Tiene todo el sentido abrir la mente y tratar de entender las nuevas facilidades digitales para decidir aquellas que incorporamos en nuestra actividad. Como decía Einstein: “La mente es como un paracaídas: solo funciona si se abre”. No se trata de estar enganchado a la Red, como también ocurre en más ocasiones de las deseadas, se trata de incorporar nuevas facilidades que nos harán nuestra vida más fácil, completa y eficiente.

Otro caso, completamente distinto, ocurre cuando esta brecha digital se produce por necesidad, es decir, por no tener los recursos para acceder al mundo digital y se produce un caso evidente de discriminación social, algo que se ha puesto de manifiesto en la crisis de la Covid-19.

Por lo que respecta a nuestra generación Silver, el 65% somos usuarios de Internet y entorno al 35% realizamos sistemáticamente compras online.

Los que no han tenido acceso a Internet han estado en una situación de inferioridad en términos de acceso a los ámbitos de la salud, la educación, la alimentación y las relaciones. Por ello, es importante realizar un esfuerzo desde todas las instancias, para facilitar el acceso a los servicios digitales a todas las personas, asegurando el despliegue de la infraestructura necesaria y dando facilidades para acceder a los dispositivos básicos. Actualmente, como hemos comprobado en los últimos meses, el acceso a estas utilidades está más cerca de ser un derecho que de ser un mero servicio.

Usuario silver utilizando las nuevas tecnologías
El 65% de la población Silver es usuaria de Internet. @iStock

Por lo que respecta a nuestra generación Silver, los datos, también previos a la pandemia, demuestran nuestra actitud hacia el progreso, y así el 65% somos usuarios de Internet y entorno al 35% realizamos sistemáticamente compras online.
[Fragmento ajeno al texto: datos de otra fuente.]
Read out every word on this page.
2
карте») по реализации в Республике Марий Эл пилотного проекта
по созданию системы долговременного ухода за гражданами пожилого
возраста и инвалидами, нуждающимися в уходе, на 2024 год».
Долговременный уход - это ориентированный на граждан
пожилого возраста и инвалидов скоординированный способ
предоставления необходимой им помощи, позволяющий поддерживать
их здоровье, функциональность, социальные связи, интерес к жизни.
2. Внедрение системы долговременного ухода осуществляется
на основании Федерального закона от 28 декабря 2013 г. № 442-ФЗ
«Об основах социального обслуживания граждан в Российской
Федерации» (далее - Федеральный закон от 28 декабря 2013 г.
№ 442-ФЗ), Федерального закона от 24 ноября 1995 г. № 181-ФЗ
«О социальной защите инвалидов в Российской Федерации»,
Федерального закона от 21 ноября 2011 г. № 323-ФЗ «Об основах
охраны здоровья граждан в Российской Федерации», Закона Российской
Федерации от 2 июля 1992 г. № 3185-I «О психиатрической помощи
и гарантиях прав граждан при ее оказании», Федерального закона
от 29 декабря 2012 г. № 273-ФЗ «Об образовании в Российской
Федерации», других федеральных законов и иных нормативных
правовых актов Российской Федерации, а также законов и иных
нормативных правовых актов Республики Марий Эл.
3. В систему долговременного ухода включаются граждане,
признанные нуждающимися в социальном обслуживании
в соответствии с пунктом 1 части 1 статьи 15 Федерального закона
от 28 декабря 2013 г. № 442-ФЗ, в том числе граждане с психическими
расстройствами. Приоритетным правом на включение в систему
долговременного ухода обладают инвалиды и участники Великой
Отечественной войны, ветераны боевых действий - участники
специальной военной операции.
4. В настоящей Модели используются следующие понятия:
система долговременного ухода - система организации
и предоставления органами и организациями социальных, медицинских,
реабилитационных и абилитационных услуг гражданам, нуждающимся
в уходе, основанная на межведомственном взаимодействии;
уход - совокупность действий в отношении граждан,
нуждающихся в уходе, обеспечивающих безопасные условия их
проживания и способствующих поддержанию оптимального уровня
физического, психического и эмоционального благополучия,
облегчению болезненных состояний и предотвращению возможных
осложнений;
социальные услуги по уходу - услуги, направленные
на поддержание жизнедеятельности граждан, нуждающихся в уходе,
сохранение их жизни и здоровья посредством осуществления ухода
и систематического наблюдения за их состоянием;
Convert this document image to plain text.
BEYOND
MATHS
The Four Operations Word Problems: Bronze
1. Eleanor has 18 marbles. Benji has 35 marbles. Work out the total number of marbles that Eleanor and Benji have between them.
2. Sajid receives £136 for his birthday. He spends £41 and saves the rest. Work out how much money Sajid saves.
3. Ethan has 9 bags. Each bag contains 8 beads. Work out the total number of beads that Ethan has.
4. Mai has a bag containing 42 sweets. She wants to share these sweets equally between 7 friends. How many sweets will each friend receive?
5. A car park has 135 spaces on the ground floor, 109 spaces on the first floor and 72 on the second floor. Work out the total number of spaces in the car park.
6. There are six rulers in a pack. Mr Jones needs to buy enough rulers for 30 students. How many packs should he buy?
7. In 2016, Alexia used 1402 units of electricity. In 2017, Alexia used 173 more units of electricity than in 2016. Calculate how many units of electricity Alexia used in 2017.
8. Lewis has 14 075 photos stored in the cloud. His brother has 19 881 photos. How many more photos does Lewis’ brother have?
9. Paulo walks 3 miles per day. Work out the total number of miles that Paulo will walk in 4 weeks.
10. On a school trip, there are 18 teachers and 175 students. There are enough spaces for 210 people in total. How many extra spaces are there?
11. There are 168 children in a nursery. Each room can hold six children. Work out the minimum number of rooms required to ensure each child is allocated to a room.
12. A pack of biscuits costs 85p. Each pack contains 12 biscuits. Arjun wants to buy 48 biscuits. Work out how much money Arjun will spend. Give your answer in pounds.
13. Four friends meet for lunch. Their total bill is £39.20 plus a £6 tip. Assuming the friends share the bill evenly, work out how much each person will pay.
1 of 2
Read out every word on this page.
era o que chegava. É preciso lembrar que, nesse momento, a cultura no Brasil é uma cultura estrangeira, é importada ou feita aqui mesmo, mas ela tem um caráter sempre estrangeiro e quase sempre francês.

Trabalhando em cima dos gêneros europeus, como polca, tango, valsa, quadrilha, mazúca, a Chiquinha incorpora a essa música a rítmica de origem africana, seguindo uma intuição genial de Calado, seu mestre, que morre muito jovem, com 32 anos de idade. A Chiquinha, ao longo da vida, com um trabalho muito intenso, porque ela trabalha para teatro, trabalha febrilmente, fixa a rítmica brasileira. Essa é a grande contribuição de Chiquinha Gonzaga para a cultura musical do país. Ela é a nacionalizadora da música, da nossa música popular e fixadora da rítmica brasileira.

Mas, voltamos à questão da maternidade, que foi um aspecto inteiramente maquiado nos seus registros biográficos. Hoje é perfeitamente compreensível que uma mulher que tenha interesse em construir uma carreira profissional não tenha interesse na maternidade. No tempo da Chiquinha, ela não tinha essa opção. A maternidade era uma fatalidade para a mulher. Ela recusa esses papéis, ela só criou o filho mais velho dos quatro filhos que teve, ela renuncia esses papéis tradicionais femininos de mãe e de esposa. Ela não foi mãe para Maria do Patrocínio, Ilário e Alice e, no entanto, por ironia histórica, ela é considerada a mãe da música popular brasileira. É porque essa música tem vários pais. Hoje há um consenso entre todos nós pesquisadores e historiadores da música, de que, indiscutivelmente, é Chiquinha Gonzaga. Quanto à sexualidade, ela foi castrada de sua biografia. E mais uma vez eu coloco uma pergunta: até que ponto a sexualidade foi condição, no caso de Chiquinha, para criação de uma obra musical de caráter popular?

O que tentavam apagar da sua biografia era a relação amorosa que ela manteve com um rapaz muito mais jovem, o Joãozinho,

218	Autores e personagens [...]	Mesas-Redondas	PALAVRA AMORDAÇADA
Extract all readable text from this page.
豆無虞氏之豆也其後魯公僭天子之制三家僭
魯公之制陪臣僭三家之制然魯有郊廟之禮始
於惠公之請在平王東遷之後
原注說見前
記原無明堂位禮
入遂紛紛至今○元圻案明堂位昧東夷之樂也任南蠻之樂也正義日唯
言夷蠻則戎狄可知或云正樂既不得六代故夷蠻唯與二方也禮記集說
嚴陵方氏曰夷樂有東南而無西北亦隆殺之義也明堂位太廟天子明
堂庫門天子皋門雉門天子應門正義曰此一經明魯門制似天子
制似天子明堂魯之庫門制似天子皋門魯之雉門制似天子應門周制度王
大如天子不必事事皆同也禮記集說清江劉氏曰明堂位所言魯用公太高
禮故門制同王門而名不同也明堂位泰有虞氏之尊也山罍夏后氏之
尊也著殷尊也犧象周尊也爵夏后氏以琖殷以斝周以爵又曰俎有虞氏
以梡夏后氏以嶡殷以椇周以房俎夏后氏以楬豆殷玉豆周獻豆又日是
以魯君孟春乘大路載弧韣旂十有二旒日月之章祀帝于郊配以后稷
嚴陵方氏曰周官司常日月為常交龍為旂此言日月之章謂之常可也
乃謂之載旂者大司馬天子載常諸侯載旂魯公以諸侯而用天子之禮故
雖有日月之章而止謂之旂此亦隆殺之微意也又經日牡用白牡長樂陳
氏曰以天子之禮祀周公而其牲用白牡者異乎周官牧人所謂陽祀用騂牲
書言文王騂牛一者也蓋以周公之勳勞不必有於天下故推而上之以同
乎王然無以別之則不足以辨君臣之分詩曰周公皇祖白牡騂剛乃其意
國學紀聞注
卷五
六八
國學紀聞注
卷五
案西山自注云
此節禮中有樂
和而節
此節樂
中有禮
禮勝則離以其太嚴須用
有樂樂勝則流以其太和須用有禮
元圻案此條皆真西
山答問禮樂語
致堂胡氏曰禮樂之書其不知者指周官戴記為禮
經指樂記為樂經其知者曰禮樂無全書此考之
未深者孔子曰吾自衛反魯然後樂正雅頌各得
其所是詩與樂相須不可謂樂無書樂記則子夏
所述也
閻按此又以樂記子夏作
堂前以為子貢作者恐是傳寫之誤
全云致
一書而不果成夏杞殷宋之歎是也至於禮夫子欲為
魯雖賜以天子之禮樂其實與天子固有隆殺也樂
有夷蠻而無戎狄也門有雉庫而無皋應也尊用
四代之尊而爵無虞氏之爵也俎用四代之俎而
Con estas cifras se puede concretar que la no digitalización deriva en tres tipos de desapariciones: por voluntad, por desidia, por necesidad. Confirmemos en las dos primeras que realmente queremos desaparecer y demos una solución rápida y contundente a la tercera, asegurando el despliegue de Internet en todas las localizaciones a un coste razonable y dando facilidades de acceso a los dispositivos imprescindibles, de esta forma evitaremos la exclusión económica y social de este colectivo de personas.

“Si no hay dudas, no hay progreso”, decía Charles Darwin. Y dudas podremos tener, y muchas, pero la mejor forma de eliminarlas es tratar de entender estas nuevas posibilidades y, a partir de ahí, decidir desde el conocimiento (y no desde la ignorancia) cuales incorporaremos a nuestros hábitos.

Adolfo Ramírez, es cofundador de VIDA SILVER.